As they set up home together, Ute complained about the modest size of their apartment, railed at the time he devoted to his junior position at the hospital when he could have been dancing attendance on her, and did little to hide her readiness to yield to temptation in his absence. The onslaught never abated. Even on her death bed, when she had known there was no chance of recovery, she had refused to say she was sorry for the way she had treated him, and she used the last of her energy to imply that the baby, by this time lost, had almost certainly been her lover’s, the one she had gone so far out of her way to spite. ‘Now he’ll be sorry,’ she said, her beauty more powerful than ever as it shone from her ashen face. The doctor still loved her completely, and even though he felt a sense of release when this awful child’s heart stopped beating, it was a release he would never have wished for.
The people who heard his story were right when they shook their heads and supposed that nobody would ever be able to take her place.

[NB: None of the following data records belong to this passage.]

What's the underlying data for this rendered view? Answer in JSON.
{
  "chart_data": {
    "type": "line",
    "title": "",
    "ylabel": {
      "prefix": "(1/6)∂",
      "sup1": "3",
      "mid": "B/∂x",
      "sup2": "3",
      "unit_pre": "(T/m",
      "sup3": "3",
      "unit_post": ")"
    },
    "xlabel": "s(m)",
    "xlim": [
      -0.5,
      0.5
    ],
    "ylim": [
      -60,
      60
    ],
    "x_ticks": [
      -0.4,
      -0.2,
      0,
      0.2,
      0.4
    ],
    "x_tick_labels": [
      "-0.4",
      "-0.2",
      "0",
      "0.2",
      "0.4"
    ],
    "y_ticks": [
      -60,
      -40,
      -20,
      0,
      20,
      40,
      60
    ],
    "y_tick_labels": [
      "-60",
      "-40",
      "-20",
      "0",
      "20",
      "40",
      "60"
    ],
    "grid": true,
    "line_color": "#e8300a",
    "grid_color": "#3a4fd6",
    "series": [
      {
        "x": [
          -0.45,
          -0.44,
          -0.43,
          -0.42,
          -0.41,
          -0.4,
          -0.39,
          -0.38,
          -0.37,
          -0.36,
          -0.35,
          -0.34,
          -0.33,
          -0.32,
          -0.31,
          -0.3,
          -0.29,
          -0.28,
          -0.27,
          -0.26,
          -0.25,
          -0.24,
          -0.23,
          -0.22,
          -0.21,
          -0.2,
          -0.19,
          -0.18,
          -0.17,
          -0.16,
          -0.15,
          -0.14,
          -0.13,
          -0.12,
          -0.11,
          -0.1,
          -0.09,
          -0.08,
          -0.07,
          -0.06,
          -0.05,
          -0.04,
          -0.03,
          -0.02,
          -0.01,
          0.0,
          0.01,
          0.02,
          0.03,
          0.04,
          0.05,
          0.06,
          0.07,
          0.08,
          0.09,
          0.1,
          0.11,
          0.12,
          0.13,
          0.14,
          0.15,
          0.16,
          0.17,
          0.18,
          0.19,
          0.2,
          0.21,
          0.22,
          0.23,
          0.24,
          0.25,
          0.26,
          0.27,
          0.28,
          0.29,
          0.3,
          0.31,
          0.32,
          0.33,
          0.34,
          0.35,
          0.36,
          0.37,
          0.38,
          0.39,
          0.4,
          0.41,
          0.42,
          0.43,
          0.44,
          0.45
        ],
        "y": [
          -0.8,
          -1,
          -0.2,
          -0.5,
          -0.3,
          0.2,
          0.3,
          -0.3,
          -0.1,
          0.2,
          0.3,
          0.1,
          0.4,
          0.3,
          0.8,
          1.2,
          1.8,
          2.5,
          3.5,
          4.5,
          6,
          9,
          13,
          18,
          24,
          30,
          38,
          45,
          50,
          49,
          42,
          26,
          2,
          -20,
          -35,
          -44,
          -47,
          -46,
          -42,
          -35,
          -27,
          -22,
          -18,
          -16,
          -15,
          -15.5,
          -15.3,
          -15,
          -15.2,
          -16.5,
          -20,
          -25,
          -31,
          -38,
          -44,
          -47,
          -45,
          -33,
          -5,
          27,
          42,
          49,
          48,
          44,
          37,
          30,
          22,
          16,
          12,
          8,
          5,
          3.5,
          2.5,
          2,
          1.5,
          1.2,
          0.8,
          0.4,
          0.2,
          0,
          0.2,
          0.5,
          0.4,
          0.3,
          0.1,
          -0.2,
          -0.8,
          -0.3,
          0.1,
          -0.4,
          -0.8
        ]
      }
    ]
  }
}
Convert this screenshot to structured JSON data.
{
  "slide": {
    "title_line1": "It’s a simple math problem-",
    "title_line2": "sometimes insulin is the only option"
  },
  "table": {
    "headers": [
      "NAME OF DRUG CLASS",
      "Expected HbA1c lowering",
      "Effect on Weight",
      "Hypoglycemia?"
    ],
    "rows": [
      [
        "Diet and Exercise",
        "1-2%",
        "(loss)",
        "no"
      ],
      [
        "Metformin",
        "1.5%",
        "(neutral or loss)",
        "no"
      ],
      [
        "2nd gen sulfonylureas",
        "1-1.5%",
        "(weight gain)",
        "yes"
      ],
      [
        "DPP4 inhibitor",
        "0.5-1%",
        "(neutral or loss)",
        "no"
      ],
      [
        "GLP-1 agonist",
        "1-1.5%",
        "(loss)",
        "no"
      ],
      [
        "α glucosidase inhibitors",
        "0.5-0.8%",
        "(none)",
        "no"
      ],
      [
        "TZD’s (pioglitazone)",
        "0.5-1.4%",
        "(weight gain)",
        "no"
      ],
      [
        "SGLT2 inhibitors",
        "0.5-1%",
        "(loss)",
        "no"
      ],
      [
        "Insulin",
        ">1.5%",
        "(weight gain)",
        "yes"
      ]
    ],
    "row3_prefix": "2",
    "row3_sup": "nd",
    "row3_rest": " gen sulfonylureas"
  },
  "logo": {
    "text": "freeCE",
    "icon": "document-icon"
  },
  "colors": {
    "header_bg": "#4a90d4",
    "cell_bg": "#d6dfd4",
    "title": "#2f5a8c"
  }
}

The doctor tickled Hans behind his ears, and while the coffee was percolating he found his camera, returned to the garage and opened the back of the car. He took some photographs then braced himself, picked up the body and carried it to one of his four large chest freezers. Smiling, he heaved it in, closed the lid and went back inside. There was still time for breakfast before Hans’ walk.

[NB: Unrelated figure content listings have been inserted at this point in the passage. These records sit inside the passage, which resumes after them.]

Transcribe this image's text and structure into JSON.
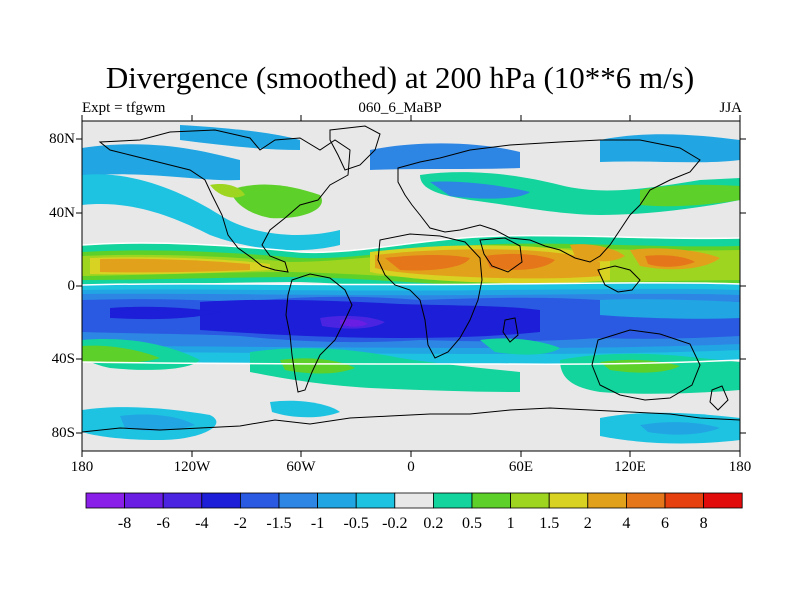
{
  "title": "Divergence (smoothed) at 200 hPa (10**6 m/s)",
  "subtitle_left": "Expt = tfgwm",
  "subtitle_center": "060_6_MaBP",
  "subtitle_right": "JJA",
  "lat_labels": [
    "80N",
    "40N",
    "0",
    "40S",
    "80S"
  ],
  "lon_labels": [
    "180",
    "120W",
    "60W",
    "0",
    "60E",
    "120E",
    "180"
  ],
  "colorbar": {
    "labels": [
      "-8",
      "-6",
      "-4",
      "-2",
      "-1.5",
      "-1",
      "-0.5",
      "-0.2",
      "0.2",
      "0.5",
      "1",
      "1.5",
      "2",
      "4",
      "6",
      "8"
    ],
    "colors": [
      "#8b1fea",
      "#6a1ee4",
      "#4a24e0",
      "#1c1fd7",
      "#2a5ae2",
      "#2d86e4",
      "#21a6e3",
      "#1ec3e2",
      "#e8e8e8",
      "#12d49c",
      "#5dd12a",
      "#9ed520",
      "#d8d222",
      "#e2a11b",
      "#e5761a",
      "#e6400e",
      "#e20b0b"
    ]
  },
  "map_colors": {
    "neutral": "#e8e8e8",
    "coast": "#000000",
    "contour": "#ffffff"
  }
}
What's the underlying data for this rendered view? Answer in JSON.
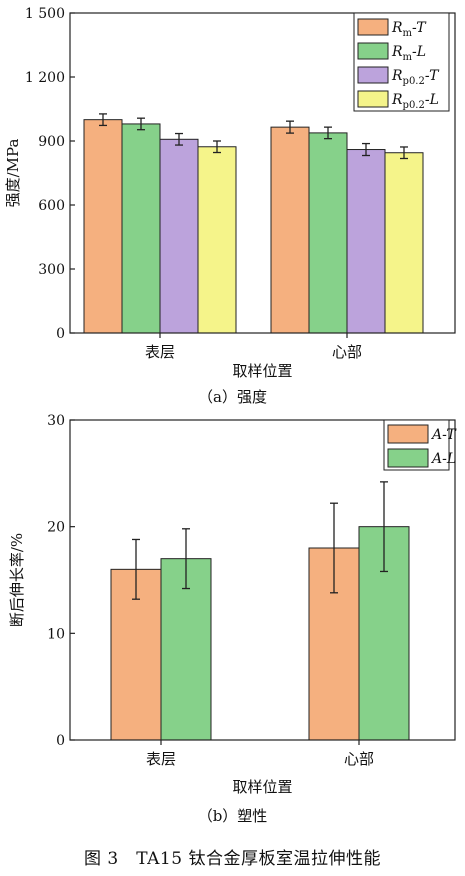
{
  "chart_data": [
    {
      "type": "bar",
      "caption": "（a）强度",
      "xlabel": "取样位置",
      "ylabel": "强度/MPa",
      "ylim": [
        0,
        1500
      ],
      "yticks": [
        0,
        300,
        600,
        900,
        1200,
        1500
      ],
      "ytick_labels": [
        "0",
        "300",
        "600",
        "900",
        "1 200",
        "1 500"
      ],
      "categories": [
        "表层",
        "心部"
      ],
      "legend_position": "top-right",
      "series": [
        {
          "name": "Rm-T",
          "legend": {
            "main": "R",
            "sub": "m",
            "suffix": "-T"
          },
          "color": "#f5b07f",
          "values": [
            1000,
            965
          ],
          "errors": [
            27,
            28
          ]
        },
        {
          "name": "Rm-L",
          "legend": {
            "main": "R",
            "sub": "m",
            "suffix": "-L"
          },
          "color": "#86d18a",
          "values": [
            980,
            938
          ],
          "errors": [
            27,
            27
          ]
        },
        {
          "name": "Rp0.2-T",
          "legend": {
            "main": "R",
            "sub": "p0.2",
            "suffix": "-T"
          },
          "color": "#bca3dc",
          "values": [
            908,
            860
          ],
          "errors": [
            27,
            28
          ]
        },
        {
          "name": "Rp0.2-L",
          "legend": {
            "main": "R",
            "sub": "p0.2",
            "suffix": "-L"
          },
          "color": "#f5f48a",
          "values": [
            873,
            845
          ],
          "errors": [
            27,
            27
          ]
        }
      ]
    },
    {
      "type": "bar",
      "caption": "（b）塑性",
      "xlabel": "取样位置",
      "ylabel": "断后伸长率/%",
      "ylim": [
        0,
        30
      ],
      "yticks": [
        0,
        10,
        20,
        30
      ],
      "ytick_labels": [
        "0",
        "10",
        "20",
        "30"
      ],
      "categories": [
        "表层",
        "心部"
      ],
      "legend_position": "top-right",
      "series": [
        {
          "name": "A-T",
          "legend": {
            "main": "A",
            "sub": "",
            "suffix": "-T"
          },
          "color": "#f5b07f",
          "values": [
            16,
            18
          ],
          "errors": [
            2.8,
            4.2
          ]
        },
        {
          "name": "A-L",
          "legend": {
            "main": "A",
            "sub": "",
            "suffix": "-L"
          },
          "color": "#86d18a",
          "values": [
            17,
            20
          ],
          "errors": [
            2.8,
            4.2
          ]
        }
      ]
    }
  ],
  "figure_caption": "图 3　TA15 钛合金厚板室温拉伸性能"
}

He opened the refrigerator and pulled out a thick slice of meat, which he fried in dripping and seasoned with a sprinkling of salt and pepper. When it was ready he put it on a plate and ate it, throwing the occasional piece to the grateful dog. ‘This will set me up amply for the morning ahead,’ he said, ‘and for the sake of balance I shall eat an apple as we walk in the park. After all, Hans, it is important to receive a range of nutrients, particularly at breakfast time, and folk wisdom and modern science are united in telling us that there are few foods more nutritious than the apple.’
Hans had heard these sounds many times before.

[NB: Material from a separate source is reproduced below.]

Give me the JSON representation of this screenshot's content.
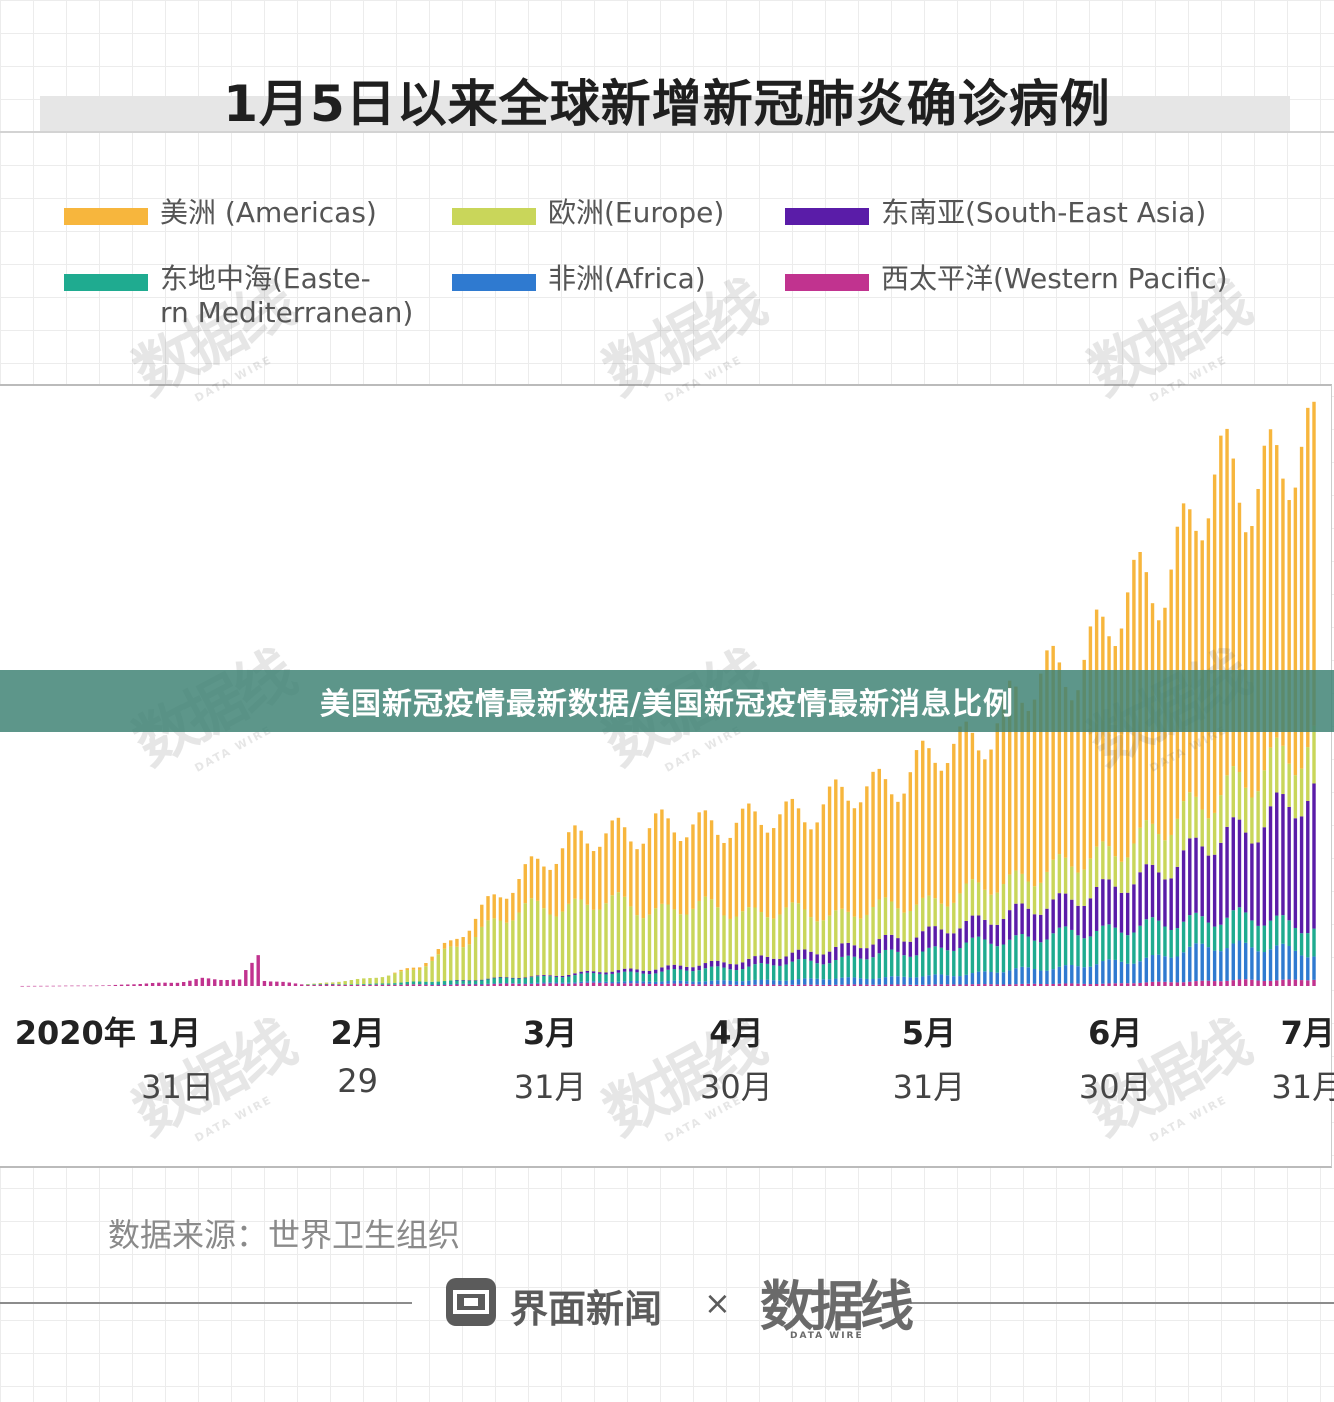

The doctor scraped the bone into the bin and put the plate in the dishwasher. ‘Come, Hans,’ he said. The dog bounded for the front door and waited to be put on his lead.
IV
After putting the noose in its place the old man spent some time sitting at his kitchen table, where he ate a single cracker and drank a glass of water. His breakfast over, he sat and looked straight ahead, glancing every once in a while at the clock on the wall as he waited for the time his duties would begin.
At eight fifty-eight he stood and made his way downstairs. On the stroke of nine he opened the front door to see the large, smiling face of a powerfully built young woman, her light brown hair sitting in a chaotic pile on top of her head. Her name was Hulda. It was the correct name for her. Every once in a while a Hulda will come along who is able to pass through life discreetly, but most of them are so thoroughly
Hulda
that there is no other name they could possibly have been given. Shopkeepers, ticket inspectors and tourists in search of directions will greet them with the words,
Good morning, Hulda
, or,
Excuse me, Hulda
. This happens so naturally, and with such frequency, that neither party stops to think it strange.
‘What a lovely day,’ she said. ‘Cooler than yesterday, but still almost cloudless. And I brought this,’ she chuckled, as she held up her umbrella, ‘just in case. I always seem to expect the worst. I suppose it must be a habit I picked up in my mid-to-late childhood, when everything was so difficult for me.’
He said nothing as she walked past him. He bolted the door then sat at the front desk, where he sorted through a small pile of mail. A minute later he looked up to see she had emerged from the cupboard under the stairs. With her mop, bucket and broom lined up and ready to go she stood before him, whistling as she snapped on a pair of rubber gloves.